What’s ahead for Florida students, parents after passage of ‘don’t say gay’ bill?

Questions remain about the effect of this controversial bill in classrooms.
Demonstrators protest inside the Florida State Capitol, Monday, March 7, 2022, in Tallahassee. (AP Photo/Wilfredo Lee)
Demonstrators protest inside the Florida State Capitol, Monday, March 7, 2022, in Tallahassee. (AP Photo/Wilfredo Lee) [ WILFREDO LEE | AP ]
Published March 9, 2022|Updated March 10, 2022

TALLAHASSEE — Florida teachers could soon be turning to Tallahassee for direction to try and figure out what they can and can’t do with their lesson plans, in particular, those related to gender identity and sexual orientation.

That’s because educators are likely to face a new law barring classroom instruction on those subjects from kindergarten through third grade. They won’t be allowed to teach those subjects in other grades in a way that is not age- or developmentally appropriate, as determined by state standards.

The Legislature on Tuesday passed the “Parental Rights in Education” bill — which opponents have dubbed the “don’t say gay” bill. The bill now awaits Gov. Ron DeSantis’ signature to become law.

Related: Florida's 'don't say gay' bill passed, headed to DeSantis amid student protests

In practice, it is unclear exactly how things will change in the classroom because sexual orientation and gender identity is not something that is being taught in grades K-3 at the moment. But what is certain is that the state Department of Education will be required to review and update educator practices and professional conduct principles, and other standards, by June 2023.

What can students expect?

While lawmakers said the proposed changes to classroom instruction should not impact student-led discussions about sexual orientation and gender identity, some teachers worry those discussions could be chilled.

K-3 students are not taught about sex education.

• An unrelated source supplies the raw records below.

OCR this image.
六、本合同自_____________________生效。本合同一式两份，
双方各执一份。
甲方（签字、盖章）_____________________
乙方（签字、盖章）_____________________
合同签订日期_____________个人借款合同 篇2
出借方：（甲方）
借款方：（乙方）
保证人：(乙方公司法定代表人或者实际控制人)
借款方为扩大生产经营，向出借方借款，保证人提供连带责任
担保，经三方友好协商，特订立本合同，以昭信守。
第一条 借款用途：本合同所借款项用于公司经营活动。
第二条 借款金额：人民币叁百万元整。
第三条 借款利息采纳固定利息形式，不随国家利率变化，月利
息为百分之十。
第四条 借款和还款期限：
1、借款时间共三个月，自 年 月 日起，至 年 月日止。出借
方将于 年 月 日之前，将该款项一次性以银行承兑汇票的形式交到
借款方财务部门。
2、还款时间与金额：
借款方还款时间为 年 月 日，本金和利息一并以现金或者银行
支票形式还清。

But conversations about families do come up in those grade levels, such as assignments about a family tree.

As explained by lawmakers, those lesson plans would still be allowed if the assignments prompt a discussion about a student’s LGBTQ family member.

In a nutshell, lawmakers say classroom discussions led by students on those subjects will not be impacted.

Related: Florida's 'don't say gay' bills, explained

What can parents expect?

The idea that parents are paramount in Florida schools is the reason why Florida lawmakers pushed the bill in the first place.

So, the proposed measure intends to empower parents the most.

Parents could expect to get more information from schools about their children’s health and welfare, as well as any changes to services provided to their student.

For instance, schools would not be allowed to keep information from parents about their children’s mental, emotional or physical well-being unless school personnel believe such a disclosure would “result in abuse, abandonment, or neglect” at home.

Parents who are unhappy about what their child is being taught in school on those subjects will have options to bring a complaint:

  • They may bring the concern to the district for resolution.
  • If the district does not resolve their concern, they can have the matter reviewed by the State Board of Education.
  • Or they can hire a lawyer and file a lawsuit against the public school district.

What happens in Tallahassee now?

The bill passed the Senate mostly along party lines on Tuesday, a day after more than a dozen amendments were rejected by the Republican majority in the Senate. Two Republican senators — Jeff Brandes of St. Petersburg and Jennifer Bradley of Fleming Island — opposed the measure, as did seven Republicans in the House.

The same bill passed the House largely along party lines last month. In total, nine Republicans voted against the bill and one Democrat voted in favor.

It now heads to DeSantis, who has backed the measure and is likely to sign the bill into law.

“We are going to make sure that parents are able to send their kids to kindergarten without having some of this stuff injected into their school curriculum,” DeSantis told reporters Monday.

Tampa Bay Times reporter Jeffrey S. Solochek contributed to this report.